There were 275 guests expected, with Minister for Minority Affairs Najma Heptulla as chief guest, and Rohinton Fali Nariman, newly appointed judge to the Supreme Court, to be felicitated that evening.
On Monday, the 10 days of Muktad, an annual period observed by the Parsis in memory of departed souls ended and Nawroz, Persian term for “the new day”, marking the Parsi new year began.
Late afternoon, the Delhi Parsi Anjuman on Bahadur Shah Zafar Marg, which houses the only agyari (fire temple) in the city and a dharamshala, was abuzz with preparations for the evening function. “Pulao, dhansak, patrani machchli, chicken aletipaleti..” Benaifer Bagli, whose husband Cawas D. Bagli is the priest at the fire temple, narrated the delicacies being prepared for the evening, as she took a break from making additions to the ever growing guest list. Ms Bagli’s mother-in-law Dhun Daraius Bagli who manages the Anjuman made hectic rounds checking the final preparations. Traditional sev rao and dahi were also to be served along with the feast.

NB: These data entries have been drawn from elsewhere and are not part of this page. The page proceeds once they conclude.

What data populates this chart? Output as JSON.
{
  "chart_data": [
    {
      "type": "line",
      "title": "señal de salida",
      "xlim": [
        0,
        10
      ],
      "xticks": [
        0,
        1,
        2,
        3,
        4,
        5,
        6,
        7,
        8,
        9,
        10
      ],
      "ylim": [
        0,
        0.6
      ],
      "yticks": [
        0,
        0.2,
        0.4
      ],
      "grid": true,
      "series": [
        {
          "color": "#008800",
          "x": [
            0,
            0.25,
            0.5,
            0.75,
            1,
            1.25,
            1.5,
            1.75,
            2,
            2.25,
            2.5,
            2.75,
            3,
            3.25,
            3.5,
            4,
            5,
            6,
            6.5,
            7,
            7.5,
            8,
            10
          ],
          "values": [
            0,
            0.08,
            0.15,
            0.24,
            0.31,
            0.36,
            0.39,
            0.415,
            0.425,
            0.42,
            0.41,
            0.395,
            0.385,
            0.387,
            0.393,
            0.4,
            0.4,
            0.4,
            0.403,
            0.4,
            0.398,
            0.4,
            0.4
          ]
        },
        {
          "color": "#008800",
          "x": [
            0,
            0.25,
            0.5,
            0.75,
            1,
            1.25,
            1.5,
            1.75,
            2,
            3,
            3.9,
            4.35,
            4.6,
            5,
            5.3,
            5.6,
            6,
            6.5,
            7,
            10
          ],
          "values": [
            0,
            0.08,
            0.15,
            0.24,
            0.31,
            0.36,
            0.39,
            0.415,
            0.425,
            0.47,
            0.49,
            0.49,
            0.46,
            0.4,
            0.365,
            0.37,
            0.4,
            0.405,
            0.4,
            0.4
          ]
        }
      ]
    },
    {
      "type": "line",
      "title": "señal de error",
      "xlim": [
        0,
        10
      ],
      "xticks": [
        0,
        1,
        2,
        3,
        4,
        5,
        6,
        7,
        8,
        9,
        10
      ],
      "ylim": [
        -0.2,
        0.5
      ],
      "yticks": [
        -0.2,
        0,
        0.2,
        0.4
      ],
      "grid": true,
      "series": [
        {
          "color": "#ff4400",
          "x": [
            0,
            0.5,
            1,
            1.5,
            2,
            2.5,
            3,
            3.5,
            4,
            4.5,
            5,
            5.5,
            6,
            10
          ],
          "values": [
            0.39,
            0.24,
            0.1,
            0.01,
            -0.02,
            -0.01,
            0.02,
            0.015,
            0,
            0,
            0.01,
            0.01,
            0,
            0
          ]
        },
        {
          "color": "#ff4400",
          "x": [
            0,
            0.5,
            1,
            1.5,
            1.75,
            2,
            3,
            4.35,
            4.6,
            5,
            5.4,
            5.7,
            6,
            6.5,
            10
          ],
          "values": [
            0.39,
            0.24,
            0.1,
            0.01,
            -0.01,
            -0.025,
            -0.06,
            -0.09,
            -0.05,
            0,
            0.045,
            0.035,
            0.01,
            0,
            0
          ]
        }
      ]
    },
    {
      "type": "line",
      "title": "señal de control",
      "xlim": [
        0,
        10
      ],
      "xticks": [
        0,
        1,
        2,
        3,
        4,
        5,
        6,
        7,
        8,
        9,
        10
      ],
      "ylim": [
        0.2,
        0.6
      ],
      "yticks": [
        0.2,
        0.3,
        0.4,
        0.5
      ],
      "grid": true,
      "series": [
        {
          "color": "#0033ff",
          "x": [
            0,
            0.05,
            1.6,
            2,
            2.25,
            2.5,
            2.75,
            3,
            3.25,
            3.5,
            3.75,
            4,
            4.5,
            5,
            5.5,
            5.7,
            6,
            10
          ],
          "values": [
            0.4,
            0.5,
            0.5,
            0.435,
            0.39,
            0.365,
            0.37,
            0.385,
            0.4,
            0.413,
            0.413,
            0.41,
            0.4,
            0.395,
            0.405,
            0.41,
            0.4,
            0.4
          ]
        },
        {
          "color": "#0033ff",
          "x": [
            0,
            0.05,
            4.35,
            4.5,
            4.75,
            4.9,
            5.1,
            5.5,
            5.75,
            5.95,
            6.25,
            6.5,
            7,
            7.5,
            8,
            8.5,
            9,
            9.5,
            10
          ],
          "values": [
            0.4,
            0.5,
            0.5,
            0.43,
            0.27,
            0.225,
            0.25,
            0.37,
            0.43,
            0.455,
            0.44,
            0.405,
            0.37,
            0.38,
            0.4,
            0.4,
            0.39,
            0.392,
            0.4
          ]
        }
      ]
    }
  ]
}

There were 275 guests expected, with Minister for Minority Affairs Najma Heptulla as chief guest, and Rohinton Fali Nariman, newly appointed judge to the Supreme Court, to be felicitated that evening. Entrance to the Anjuman dining hall had been decorated with fragrant flowers and intricate rangoli had been drawn at all the doors. “The Zoroastrians, who came to India 1384 years back from Iran, made this day their new year. From today, we start our new year. Each month is named after our scriptures and all have 30 days unlike the Gregorian calendar which has a leap year,” said Nargish Mistry, a senior member of the Anjuman at her residence in Defence Colony.
While the spring equinox on March 21, is celebrated as the new year in Persia, one of the capitals of the Achaemenid empire, the Zoroastrians who migrated to the Indian sub-continent between sixth to eighth centuries celebrated the month they arrived here as their new year. “We have 10 days of to remember the fravashis (departed souls), in which we pray and light incense in the agyari for ten days. We take vases from our homes and place flowers such as tuberoses in them every day for 10 days. This is a period of meditation, reflection, prayers, austerity. At the end of the 10 days, the priest returns the vases, we keep them for the following year. The new year begins, as we feast and make merry as we enter the month of Fravardin,” she explained.
Delhi and Gurgaon together have over 700 Parsis, with a majority now concentrated in Gurgaon. Their numbers in the Capital is much smaller than in Mumbai where the population of Parsis is over 65,000. The government last year began supporting the community's long-drawn initiative of pooling resources to support couples requiring help for medical tests etc. to conceive through the “Jiyo Parsi” scheme.
“We are a close-knit community, sharing, counselling each other on important matters regularly, through Farohar we even guardianship programs for children aged 5-14 years. The government scheme may help as it is true Parsis' numbers are dwindling. Yet, contrary to other members of the community such as the Bombay Parsi Panchayat, many of us at the Delhi Anjuman believe in and support inter-community marriage by our children,” said Dadi E Mistry, who was president of the Anjuman till 2011 and is a member of the Minorities Commission. “Both my children had inter-religion marriages. I feel happy when mixed couples desire to have their children’s navjote (thread ceremony for community initiation). I oppose to any form of discrimination against those who marry outside the community or choose methods of disposal of the dead against using the Towers of Silence,” he added referring to a case pending before the Supreme Court since 2011 between the orthodox and liberal members of the community over the issue of priests allowing inter-community marriages and burial.
As Delhi does not have a Tower of Silence, traditional Parsi spaces for disposal of the dead, the community practices burial at Prithiviraj Lane. Delhi does not have any madrasas, where hereditary male Parsi priests are trained and the only two Zoroastrian traditional schools are located in Mumbai.